Comment 2 Huijuan Zhao 2020-02-04 10:15:25 UTC
Also meet this issue when disable nested virtualization.

Test ENV:
RHEL-8.2.0-20191219.0-x86_64 & cloud-init-18.5-9.el8 + Flavor(m1.medium)

Detail test steps please refer to https://bugzilla.redhat.com/show_bug.cgi?id=1785648#c3

Comment 3 Huijuan Zhao 2020-02-05 09:51:36 UTC
Update more test scenarios:

1. Scenario 1:  RHEL-8.2(4.18.0-167.el8.x86_64) +  cloud-init-18.5-8.el8 + Flavor(m1.medium)
     Can reproduce the issue (reproducible rate: about 50%)
2. Scenario 2:  RHEL-8.2(4.18.0-167.el8.x86_64) +  cloud-init-18.5-9.el8 + Flavor (m1.medium)
     Can reproduce the issue (tested 2 times, both can reproduce)
3. Scenario 1:  RHEL-7.8(3.10.0-1121.el7.x86_64) + cloud-init-18.5-6.el7 + Flavor(ci.nested.virt.m1.medium, m1.medium, ci.m1.micro)
     Can NOT reproduce the issue (tested 4 times, did not reproduce)


Test platform: OpenStack

Test steps:
1.Launch instance A with image RHEL-8.2.0-20191219.0-x86_64 & cloud-init-18.5-8.el8, Flavor is m1.medium
Login instance A with cloud-user successful.

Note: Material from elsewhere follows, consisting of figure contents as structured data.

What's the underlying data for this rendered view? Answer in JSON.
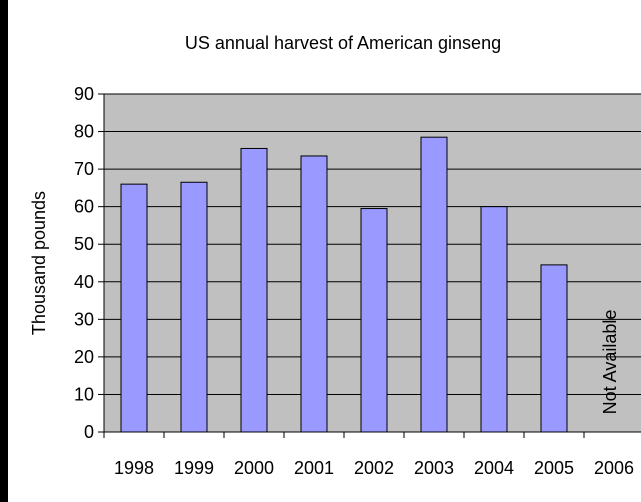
{
  "chart_data": {
    "type": "bar",
    "title": "US annual harvest of American ginseng",
    "xlabel": "",
    "ylabel": "Thousand pounds",
    "categories": [
      "1998",
      "1999",
      "2000",
      "2001",
      "2002",
      "2003",
      "2004",
      "2005",
      "2006"
    ],
    "values": [
      66,
      66.5,
      75.5,
      73.5,
      59.5,
      78.5,
      60,
      44.5,
      null
    ],
    "annotations": [
      {
        "category": "2006",
        "text": "Not Available",
        "orientation": "vertical"
      }
    ],
    "ylim": [
      0,
      90
    ],
    "yticks": [
      0,
      10,
      20,
      30,
      40,
      50,
      60,
      70,
      80,
      90
    ],
    "grid": true,
    "legend": "none",
    "colors": {
      "plot_background": "#c0c0c0",
      "bar_fill": "#9999ff",
      "bar_stroke": "#000000",
      "gridline": "#000000",
      "page_border": "#000000"
    }
  }
}
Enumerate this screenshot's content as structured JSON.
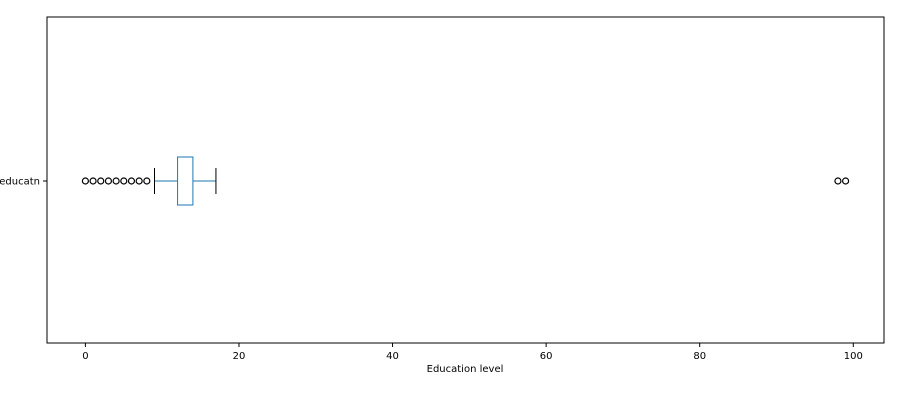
{
  "chart_data": {
    "type": "boxplot",
    "orientation": "horizontal",
    "title": "",
    "xlabel": "Education level",
    "ylabel": "",
    "xlim": [
      -5,
      104
    ],
    "xticks": [
      0,
      20,
      40,
      60,
      80,
      100
    ],
    "grid": false,
    "legend": "none",
    "series": [
      {
        "category": "educatn",
        "whisker_low": 9,
        "q1": 12,
        "median": 12,
        "q3": 14,
        "whisker_high": 17,
        "outliers": [
          0,
          1,
          2,
          3,
          4,
          5,
          6,
          7,
          8,
          98,
          99
        ]
      }
    ],
    "colors": {
      "box": "#1f77b4",
      "median": "#2ca02c",
      "whisker": "#1f77b4",
      "cap": "#000000",
      "outlier": "#000000"
    }
  }
}
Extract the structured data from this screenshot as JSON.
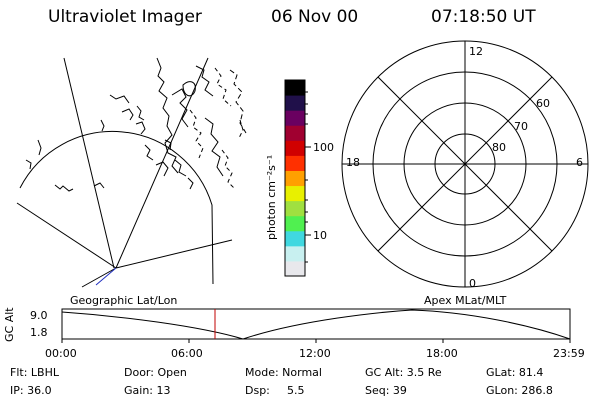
{
  "header": {
    "instrument": "Ultraviolet Imager",
    "date": "06 Nov 00",
    "time": "07:18:50 UT"
  },
  "colorbar": {
    "unit_label": "photon cm⁻²s⁻¹",
    "tick_100": "100",
    "tick_10": "10",
    "colors": [
      "#e8e8ec",
      "#c8f0f0",
      "#40d8e0",
      "#50f050",
      "#a0e040",
      "#e8f000",
      "#ffa000",
      "#ff3000",
      "#d00000",
      "#a00030",
      "#6a0060",
      "#20104a",
      "#000000"
    ]
  },
  "left_map": {
    "label": "Geographic Lat/Lon"
  },
  "polar_plot": {
    "label": "Apex MLat/MLT",
    "mlt_12": "12",
    "mlt_18": "18",
    "mlt_6": "6",
    "mlt_0": "0",
    "lat_60": "60",
    "lat_70": "70",
    "lat_80": "80"
  },
  "timeline": {
    "y_axis_label": "GC Alt",
    "y_max": "9.0",
    "y_min": "1.8",
    "ticks": [
      "00:00",
      "06:00",
      "12:00",
      "18:00",
      "23:59"
    ],
    "marker_color": "#c00000"
  },
  "status": {
    "flt": "Flt: LBHL",
    "ip": "IP: 36.0",
    "door": "Door: Open",
    "gain": "Gain: 13",
    "mode": "Mode: Normal",
    "dsp_label": "Dsp:",
    "dsp_value": "5.5",
    "gc_alt": "GC Alt: 3.5 Re",
    "seq": "Seq: 39",
    "glat": "GLat: 81.4",
    "glon": "GLon: 286.8"
  }
}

2.Login instance A, clear instance A with below commands
# rm -rf /var/lib/cloud /var/log/cloud-init* /var/log/messages /etc/sudoers.d/* /mnt/swapfile /var/lib/NetworkManager/dhclient-* /etc/resolv.conf
# userdel -rf cloud-user
# hostnamectl set-hostname localhost.localdomain
# sed -i '/cloud-user/d' /etc/sudoers

3.Create image with instance A
# nova stop InstanceA    
# nova image-create --poll InstanceA imagename

4.Launch a new instance B with image created in step3.

5.Login instance B with cloud-user failed:
# ssh cloud-user@IP
cloud-user@IP: Permission denied (publickey,gssapi-keyex,gssapi-with-mic).

6. Reboot instance B, login it again with cloud-user successful


According to the above steps:
rhel-8.2(both cloud-init-18.5-8.el8 and cloud-init-18.5-9.el8) can reproduce the issue with about 50% reproducible rate
rhel-7.8 did NOT reproduce the issue.

Eduardo, if you need the test ENV to debug the issue, please ping me anytime, thanks!